Two weeks ago, Microsoft topped Apple as the most valuable public company. Last week, it surpassed $3 trillion in market valuation. Next week, Satya Nadella will hit his 10th anniversary as the company’s chief executive.
For Microsoft, the pressure to keep delivering is on.
In particular, investors are looking for the company to cash in on what they see as its lead in artificial intelligence. It has invested billions of dollars in OpenAI, the start-up behind the ChatGPT chatbot, and spent last year racing to push its A.I. systems into every product it offers. Microsoft has told investors that A.I. will not start producing meaningful results until this year, but investors have looked for early signs of how much the hype will turn into sales.

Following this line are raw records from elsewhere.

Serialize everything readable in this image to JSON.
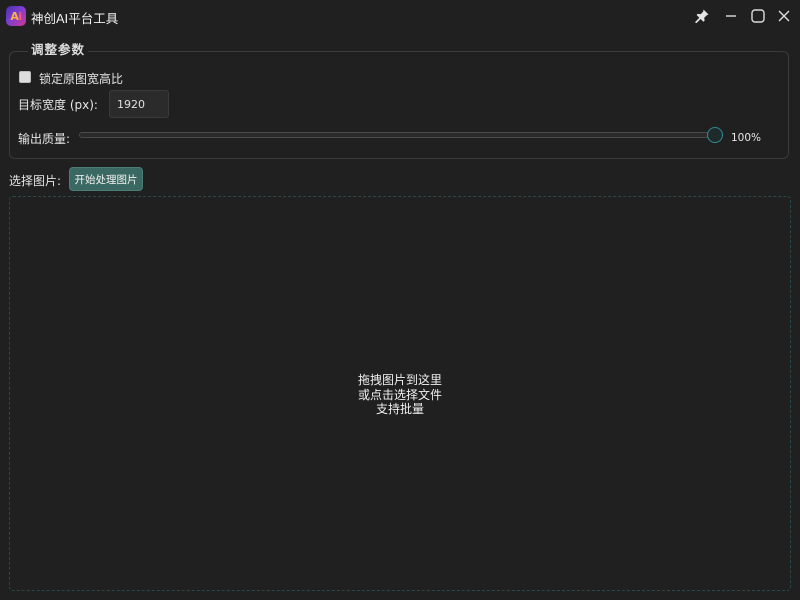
{
  "window": {
    "title": "神创AI平台工具",
    "logo_text_a": "A",
    "logo_text_i": "i",
    "controls": [
      "pin-icon",
      "minimize-icon",
      "maximize-icon",
      "close-icon"
    ]
  },
  "settings": {
    "group_title": "调整参数",
    "lock_ratio_label": "锁定原图宽高比",
    "lock_ratio_checked": false,
    "target_width_label": "目标宽度 (px):",
    "target_width_value": "1920",
    "quality_label": "输出质量:",
    "quality_value": 100,
    "quality_display": "100%"
  },
  "actions": {
    "select_label": "选择图片:",
    "process_button_label": "开始处理图片"
  },
  "dropzone": {
    "line1": "拖拽图片到这里",
    "line2": "或点击选择文件",
    "line3": "支持批量"
  },
  "colors": {
    "background": "#202020",
    "accent": "#2f8c95",
    "button": "#3a6862",
    "dropzone_border": "#2a4a4a"
  }
}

On Tuesday, Microsoft gave signs that it is finding a path, as it posted revenue and profits that beat Wall Street expectations.
Revenue was $62 billion in the three months that ended in December, up 18 percent from a year earlier. Profit hit $21.9 billion, up 33 percent.
“We’ve moved from talking about A.I. to applying A.I. at scale,” Mr. Nadella said in a statement.
The company said it expected between $60 billion and $61 billion in sales in the current quarter, up 13 to 15 percent from a year ago, and higher operating income in the fiscal year even as it invested in building more data centers for cloud computing and A.I.
In the just-ended quarter, Microsoft’s commercial cloud offerings broadly brought in $33.7 billion, up 24 percent.